Baodian Ling¹Fangsheng Wang¹Heli Wu²Yushan Huang³Junyun Huang^1*

• ¹Department of Laboratory Medicine, First Affiliated Hospital of Gannan Medical University, Ganzhou, China
• ²Department of Gastroenterology, The First Affiliated Hospital of Gannan Medical University, Ganzhou City, Ganzhou, China
• ³Department of Scientific Research, The First Affiliated Hospital of Gannan Medical University, Ganzhou City, Jiangxi Province,341000, China, Ganzhou, China

Clostridioides difficile (CD) has emerged as one of the most prevalent nosocomial infections in hospitals and is the primary causative agent of antibiotic-associated diarrhea and pseudomembranous colitis. In recent years, C. difficile-induced infections have resulted in significant morbidity and mortality worldwide, with a particularly rapid increase in incidence observed in China. C. difficile strains are categorized into toxin-producing and non-toxin-producing based on their ability to synthesize toxins, with the pathogenicity of C. difficile being strictly dependent on the protein toxins produced by the toxin-producing strains. Therefore, early and rapid identification of toxin-producing C. difficile is crucial for the diagnosis and prevention of Clostridioides difficile infection (CDI). Currently, the detection methods of C. difficile infection carried out by clinical laboratories in China mainly include C. difficile toxin-producing culture, cell culture toxin assay, toxin assay by immunological methods, glutamate dehydrogenase (GDH) assay and nucleic acid amplification assay.However, current detection methods for CDI in clinical laboratories in China exhibit significant limitations, such as being time-consuming, operationally complex, and lacking in specificity and sensitivity.
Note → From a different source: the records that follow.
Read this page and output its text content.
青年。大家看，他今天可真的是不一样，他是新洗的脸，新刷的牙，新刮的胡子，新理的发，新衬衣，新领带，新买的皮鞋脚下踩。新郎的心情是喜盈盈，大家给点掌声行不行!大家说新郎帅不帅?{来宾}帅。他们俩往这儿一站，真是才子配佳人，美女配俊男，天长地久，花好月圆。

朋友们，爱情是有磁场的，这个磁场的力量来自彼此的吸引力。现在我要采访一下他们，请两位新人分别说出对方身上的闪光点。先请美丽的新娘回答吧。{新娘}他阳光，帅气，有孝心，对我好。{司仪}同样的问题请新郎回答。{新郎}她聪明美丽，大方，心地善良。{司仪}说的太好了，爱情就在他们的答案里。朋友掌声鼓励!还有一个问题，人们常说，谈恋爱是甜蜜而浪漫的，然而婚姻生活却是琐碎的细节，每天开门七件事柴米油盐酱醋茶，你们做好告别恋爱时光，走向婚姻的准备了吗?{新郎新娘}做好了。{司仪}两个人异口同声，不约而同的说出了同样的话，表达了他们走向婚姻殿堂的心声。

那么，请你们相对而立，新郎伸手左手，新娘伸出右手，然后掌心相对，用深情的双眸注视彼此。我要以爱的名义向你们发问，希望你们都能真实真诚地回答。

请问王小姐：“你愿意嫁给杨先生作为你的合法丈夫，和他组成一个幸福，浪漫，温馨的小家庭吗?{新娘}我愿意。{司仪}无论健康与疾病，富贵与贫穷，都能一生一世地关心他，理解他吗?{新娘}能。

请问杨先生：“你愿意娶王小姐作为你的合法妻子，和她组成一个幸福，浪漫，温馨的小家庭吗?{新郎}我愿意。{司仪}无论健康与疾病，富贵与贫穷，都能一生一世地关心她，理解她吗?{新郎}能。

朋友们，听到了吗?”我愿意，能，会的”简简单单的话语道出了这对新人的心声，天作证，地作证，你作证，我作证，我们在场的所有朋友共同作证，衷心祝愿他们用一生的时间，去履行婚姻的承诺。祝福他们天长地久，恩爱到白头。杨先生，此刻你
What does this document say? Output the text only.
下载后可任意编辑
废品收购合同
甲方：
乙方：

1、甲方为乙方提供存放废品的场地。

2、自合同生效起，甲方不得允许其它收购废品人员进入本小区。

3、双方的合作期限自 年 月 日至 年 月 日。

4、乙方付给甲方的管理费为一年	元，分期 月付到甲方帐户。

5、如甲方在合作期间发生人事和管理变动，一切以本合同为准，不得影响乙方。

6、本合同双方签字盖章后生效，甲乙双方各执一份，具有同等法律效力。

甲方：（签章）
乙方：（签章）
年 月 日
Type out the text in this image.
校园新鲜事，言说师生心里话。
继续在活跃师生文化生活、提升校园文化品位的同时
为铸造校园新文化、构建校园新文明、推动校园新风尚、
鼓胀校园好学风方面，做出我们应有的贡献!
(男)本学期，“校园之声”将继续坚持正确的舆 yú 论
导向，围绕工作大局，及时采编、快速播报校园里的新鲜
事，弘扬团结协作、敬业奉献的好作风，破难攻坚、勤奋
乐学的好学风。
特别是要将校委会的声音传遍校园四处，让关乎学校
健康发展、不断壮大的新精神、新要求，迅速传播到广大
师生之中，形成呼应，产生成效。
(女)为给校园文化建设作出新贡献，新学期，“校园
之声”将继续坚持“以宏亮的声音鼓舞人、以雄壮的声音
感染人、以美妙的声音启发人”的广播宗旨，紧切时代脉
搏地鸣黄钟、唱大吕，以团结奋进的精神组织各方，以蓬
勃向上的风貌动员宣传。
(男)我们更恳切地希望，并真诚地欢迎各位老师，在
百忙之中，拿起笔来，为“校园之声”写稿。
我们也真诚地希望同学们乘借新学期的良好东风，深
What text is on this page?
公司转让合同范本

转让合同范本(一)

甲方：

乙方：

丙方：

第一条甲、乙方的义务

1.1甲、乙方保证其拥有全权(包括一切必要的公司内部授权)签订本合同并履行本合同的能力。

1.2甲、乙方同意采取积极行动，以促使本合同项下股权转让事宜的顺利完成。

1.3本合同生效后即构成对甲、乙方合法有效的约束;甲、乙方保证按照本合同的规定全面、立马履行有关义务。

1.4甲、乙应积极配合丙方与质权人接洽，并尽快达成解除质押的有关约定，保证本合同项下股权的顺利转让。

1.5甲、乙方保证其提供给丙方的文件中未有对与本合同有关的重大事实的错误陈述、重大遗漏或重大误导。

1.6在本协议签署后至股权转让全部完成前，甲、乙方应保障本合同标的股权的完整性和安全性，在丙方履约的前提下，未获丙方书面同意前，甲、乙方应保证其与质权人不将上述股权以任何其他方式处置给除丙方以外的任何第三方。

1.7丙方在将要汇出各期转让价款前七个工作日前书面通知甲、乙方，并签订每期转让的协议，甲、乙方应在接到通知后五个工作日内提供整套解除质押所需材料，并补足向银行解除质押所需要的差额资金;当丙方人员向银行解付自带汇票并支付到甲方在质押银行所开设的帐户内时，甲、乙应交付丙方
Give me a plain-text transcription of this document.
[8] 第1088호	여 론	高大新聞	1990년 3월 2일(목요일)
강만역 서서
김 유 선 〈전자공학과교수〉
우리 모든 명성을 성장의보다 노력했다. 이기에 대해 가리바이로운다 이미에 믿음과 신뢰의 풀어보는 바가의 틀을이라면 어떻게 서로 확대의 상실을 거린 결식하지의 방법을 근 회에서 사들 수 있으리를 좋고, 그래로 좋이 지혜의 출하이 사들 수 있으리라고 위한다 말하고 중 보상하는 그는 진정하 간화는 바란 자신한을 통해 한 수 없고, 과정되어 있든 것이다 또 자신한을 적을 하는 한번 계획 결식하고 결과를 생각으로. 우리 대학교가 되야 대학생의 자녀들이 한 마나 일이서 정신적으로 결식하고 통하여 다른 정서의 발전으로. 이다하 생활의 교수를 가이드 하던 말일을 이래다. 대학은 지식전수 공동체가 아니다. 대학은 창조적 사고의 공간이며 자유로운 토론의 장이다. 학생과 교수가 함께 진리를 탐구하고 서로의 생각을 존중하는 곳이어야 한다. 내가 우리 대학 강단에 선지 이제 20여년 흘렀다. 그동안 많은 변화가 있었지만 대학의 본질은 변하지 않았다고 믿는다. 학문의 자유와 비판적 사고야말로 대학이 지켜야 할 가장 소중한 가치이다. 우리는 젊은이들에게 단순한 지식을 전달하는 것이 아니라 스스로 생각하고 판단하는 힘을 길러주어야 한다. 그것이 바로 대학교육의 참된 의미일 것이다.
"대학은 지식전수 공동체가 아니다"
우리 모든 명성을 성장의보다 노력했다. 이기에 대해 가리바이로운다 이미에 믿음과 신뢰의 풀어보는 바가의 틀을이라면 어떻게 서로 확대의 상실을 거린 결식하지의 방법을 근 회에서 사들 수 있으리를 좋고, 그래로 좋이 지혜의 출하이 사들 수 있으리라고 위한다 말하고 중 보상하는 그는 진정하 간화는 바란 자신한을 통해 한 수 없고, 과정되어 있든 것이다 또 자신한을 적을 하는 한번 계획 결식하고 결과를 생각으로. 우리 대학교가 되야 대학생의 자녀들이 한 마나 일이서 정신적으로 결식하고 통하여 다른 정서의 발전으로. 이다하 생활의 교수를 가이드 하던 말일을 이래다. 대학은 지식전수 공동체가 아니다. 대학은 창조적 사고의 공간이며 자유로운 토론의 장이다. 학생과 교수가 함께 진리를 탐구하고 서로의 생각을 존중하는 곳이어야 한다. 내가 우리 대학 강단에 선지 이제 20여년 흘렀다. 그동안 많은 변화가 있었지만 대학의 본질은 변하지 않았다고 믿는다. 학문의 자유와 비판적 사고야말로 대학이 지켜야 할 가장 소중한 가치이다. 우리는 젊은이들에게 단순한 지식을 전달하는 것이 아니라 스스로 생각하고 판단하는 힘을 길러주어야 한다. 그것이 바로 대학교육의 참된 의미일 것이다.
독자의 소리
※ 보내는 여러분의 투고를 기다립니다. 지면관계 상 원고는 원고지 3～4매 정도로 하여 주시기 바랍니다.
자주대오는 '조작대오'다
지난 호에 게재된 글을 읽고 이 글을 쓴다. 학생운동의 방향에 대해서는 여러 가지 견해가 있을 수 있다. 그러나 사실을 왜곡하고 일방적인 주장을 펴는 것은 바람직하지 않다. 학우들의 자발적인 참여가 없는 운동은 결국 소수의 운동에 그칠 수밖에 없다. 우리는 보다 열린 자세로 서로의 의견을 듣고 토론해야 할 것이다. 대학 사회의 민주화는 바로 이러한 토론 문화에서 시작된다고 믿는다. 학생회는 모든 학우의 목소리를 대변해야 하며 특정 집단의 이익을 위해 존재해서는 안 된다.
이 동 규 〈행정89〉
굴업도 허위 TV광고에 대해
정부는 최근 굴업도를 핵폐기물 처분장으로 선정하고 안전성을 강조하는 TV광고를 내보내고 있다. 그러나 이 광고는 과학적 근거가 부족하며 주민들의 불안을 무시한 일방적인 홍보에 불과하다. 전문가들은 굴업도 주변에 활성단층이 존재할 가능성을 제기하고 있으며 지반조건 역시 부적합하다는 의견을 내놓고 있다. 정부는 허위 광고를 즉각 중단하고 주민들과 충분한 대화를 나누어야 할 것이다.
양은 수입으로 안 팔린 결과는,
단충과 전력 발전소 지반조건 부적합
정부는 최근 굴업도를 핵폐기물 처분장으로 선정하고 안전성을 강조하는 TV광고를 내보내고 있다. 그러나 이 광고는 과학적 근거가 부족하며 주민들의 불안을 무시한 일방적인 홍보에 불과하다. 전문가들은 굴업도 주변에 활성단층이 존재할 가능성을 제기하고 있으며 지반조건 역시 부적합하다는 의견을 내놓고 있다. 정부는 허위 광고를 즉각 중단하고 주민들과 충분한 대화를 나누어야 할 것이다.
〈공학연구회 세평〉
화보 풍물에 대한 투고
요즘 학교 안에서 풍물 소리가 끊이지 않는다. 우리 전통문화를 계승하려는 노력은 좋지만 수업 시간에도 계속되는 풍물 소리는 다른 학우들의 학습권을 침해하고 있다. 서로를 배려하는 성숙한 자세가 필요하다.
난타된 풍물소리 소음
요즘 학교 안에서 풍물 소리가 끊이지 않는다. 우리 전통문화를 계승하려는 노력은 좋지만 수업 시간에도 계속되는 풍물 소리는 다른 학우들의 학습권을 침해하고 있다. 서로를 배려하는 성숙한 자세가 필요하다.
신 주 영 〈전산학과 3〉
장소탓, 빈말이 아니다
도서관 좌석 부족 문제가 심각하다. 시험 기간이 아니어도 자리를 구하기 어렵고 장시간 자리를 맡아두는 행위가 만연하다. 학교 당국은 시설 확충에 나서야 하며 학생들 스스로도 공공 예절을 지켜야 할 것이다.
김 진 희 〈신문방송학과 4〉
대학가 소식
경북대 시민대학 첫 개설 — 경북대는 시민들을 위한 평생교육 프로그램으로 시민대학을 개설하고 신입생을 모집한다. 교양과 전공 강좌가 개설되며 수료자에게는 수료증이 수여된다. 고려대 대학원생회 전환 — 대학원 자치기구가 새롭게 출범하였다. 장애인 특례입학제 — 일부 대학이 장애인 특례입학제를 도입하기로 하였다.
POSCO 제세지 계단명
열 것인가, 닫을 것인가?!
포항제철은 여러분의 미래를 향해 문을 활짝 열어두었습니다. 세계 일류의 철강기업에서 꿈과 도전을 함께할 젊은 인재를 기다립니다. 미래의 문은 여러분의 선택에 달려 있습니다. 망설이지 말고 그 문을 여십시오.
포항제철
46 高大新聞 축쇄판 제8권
Raman microspectroscopy has been shown to have the potential for rapid and reliable identification in microbial diagnostics, with the method reducing the time to results to less than 1 hour, including the processing of clinical samples, the measurement of single-cell Raman spectra, and the final diagnosis through the use of training models. In this study, we aimed to predict in situ strain identification and virulent strain identification of 24 raw clinical stool samples by constructing a reference single-cell Raman spectroscopy (SCRS) database of common intestinal flora and C. difficile, as well as a reference SCRS database of toxin-producing and non-toxin-producing C. difficile strains. The results showed that the accuracy of C. difficile strain identification in clinical stool samples was 83%, and the accuracy of virulent strain prediction was 80%. These findings suggest that Raman spectroscopy may be a viable method for the rapid in situ identification of virulent and non-virulent C. difficile strains and holds promise for clinical application in the rapid diagnosis of CDI.